My best friend has a 35 chevy truck and he would love to see more pics If that is a chevy thanks
|02-01-2012 07:29 PM|
hey I have a lincon sp 125
hey I have a Lincoln its the best thing ever ! I weld with flux core for everything works great sheet metal to 1/2 no prob Iv had it for 15 years love it as for boxing the frame do it from front to back I did my 57 chevy truck frame in 2 foot chunks 1/8 for most 3/16 for the motor mounts and Don't put brake lines in the box at all Bad Bad idea !! good luck!!
|02-01-2012 03:42 PM|
they can be bought at home depot or you local welding supply store
|02-01-2012 03:36 PM|
The little MIG is great for sheet metal but not terribly practical for anything heavy.

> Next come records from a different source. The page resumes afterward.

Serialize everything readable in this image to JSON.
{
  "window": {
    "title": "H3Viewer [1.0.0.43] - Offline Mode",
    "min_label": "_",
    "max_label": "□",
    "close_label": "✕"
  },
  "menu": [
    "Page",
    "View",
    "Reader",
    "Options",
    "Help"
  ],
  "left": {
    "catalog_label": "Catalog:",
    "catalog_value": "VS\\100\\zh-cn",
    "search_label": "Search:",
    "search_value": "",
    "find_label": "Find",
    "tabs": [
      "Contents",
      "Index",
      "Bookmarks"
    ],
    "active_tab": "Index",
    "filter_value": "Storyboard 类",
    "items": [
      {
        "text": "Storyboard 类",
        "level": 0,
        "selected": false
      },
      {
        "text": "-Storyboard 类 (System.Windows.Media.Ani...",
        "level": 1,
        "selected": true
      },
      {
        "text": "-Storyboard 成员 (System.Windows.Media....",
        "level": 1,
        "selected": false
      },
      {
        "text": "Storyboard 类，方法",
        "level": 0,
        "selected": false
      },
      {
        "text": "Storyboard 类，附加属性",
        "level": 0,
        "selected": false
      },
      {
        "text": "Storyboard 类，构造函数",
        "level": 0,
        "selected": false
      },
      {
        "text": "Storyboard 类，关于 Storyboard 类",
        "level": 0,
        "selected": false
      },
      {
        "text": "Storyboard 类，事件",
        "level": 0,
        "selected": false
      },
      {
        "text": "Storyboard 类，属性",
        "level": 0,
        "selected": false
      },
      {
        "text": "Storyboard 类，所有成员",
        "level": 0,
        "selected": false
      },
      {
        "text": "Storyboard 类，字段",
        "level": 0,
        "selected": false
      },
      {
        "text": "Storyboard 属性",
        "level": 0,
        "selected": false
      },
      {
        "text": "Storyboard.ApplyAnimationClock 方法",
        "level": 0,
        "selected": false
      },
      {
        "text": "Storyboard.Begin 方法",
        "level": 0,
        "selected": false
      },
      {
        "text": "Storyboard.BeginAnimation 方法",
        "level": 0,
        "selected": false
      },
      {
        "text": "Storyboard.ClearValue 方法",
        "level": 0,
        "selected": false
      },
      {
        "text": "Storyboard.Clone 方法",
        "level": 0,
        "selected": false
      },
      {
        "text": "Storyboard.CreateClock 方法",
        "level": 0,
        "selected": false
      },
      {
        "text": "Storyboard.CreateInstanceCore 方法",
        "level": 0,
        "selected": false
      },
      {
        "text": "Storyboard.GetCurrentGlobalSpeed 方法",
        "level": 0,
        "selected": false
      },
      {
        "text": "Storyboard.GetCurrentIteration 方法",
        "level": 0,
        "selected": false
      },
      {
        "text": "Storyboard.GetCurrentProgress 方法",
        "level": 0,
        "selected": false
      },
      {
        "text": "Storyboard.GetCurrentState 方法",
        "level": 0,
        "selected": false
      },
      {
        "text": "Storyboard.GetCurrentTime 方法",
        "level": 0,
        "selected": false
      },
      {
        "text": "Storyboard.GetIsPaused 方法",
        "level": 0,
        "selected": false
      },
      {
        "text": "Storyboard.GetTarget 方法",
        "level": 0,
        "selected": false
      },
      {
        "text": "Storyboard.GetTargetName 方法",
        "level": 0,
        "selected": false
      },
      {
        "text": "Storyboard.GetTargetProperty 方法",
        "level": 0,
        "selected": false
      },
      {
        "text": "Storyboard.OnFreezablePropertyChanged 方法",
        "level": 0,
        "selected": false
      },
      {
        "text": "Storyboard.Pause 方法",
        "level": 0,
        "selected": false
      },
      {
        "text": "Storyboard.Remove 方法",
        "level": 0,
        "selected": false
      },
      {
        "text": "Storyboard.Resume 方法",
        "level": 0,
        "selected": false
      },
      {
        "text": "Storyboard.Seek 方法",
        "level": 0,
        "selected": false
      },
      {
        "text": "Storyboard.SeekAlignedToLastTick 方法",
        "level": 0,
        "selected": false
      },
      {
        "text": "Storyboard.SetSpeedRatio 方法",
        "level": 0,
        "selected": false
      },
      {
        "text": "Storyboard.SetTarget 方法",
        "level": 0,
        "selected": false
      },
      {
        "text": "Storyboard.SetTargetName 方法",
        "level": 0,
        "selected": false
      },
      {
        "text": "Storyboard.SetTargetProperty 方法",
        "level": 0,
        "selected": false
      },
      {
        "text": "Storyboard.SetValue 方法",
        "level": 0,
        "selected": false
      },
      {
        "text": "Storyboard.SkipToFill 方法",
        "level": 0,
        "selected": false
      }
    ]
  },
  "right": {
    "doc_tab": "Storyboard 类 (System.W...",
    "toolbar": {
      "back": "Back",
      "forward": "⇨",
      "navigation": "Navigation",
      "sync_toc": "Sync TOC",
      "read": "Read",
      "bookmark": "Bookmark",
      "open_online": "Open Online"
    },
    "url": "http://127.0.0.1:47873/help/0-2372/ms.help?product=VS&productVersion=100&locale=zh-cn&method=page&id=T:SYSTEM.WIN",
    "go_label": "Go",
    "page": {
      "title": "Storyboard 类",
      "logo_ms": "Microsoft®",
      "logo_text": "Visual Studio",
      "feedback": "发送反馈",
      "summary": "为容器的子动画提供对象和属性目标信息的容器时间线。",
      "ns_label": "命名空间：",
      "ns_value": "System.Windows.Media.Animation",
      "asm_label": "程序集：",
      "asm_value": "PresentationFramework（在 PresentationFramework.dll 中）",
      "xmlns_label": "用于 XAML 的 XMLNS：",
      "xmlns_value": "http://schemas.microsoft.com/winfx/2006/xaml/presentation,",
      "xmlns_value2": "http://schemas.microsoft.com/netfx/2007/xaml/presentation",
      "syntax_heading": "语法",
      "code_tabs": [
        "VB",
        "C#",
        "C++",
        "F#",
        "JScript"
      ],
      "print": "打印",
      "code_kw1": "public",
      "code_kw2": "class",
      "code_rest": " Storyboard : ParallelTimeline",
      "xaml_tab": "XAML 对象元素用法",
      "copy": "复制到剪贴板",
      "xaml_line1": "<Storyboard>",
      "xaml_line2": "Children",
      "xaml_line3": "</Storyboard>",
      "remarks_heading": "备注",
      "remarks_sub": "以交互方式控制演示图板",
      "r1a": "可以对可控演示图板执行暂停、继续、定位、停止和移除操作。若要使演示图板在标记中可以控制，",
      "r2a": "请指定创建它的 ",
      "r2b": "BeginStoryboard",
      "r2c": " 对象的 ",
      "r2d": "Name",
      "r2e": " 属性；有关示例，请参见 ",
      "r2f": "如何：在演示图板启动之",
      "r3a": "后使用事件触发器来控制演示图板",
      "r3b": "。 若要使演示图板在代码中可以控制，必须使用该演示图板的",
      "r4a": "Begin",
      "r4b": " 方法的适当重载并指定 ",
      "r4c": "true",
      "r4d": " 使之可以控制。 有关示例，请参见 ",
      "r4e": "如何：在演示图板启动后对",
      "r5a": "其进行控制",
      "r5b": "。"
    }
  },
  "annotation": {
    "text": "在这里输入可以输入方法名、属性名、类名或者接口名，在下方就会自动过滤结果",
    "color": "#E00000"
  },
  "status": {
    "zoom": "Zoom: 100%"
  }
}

I am of the opinion that bigger is what you will need, so buy the right machine first time out. Is this the voice of experience? Oh yeah, dammit.
Next, you are likely better off using gas instead of flux wire as it will be more versatile. Costs more, but it's one of those things that you get what you pay for.
I would suggest that you visit weldingtipsandtricks.com to learn a ton more. Jody gives all the information away freely and if you can't find what you want there it doesn't exist.
Good luck. Yep, another retired guy here too...just up the road from you in B.C.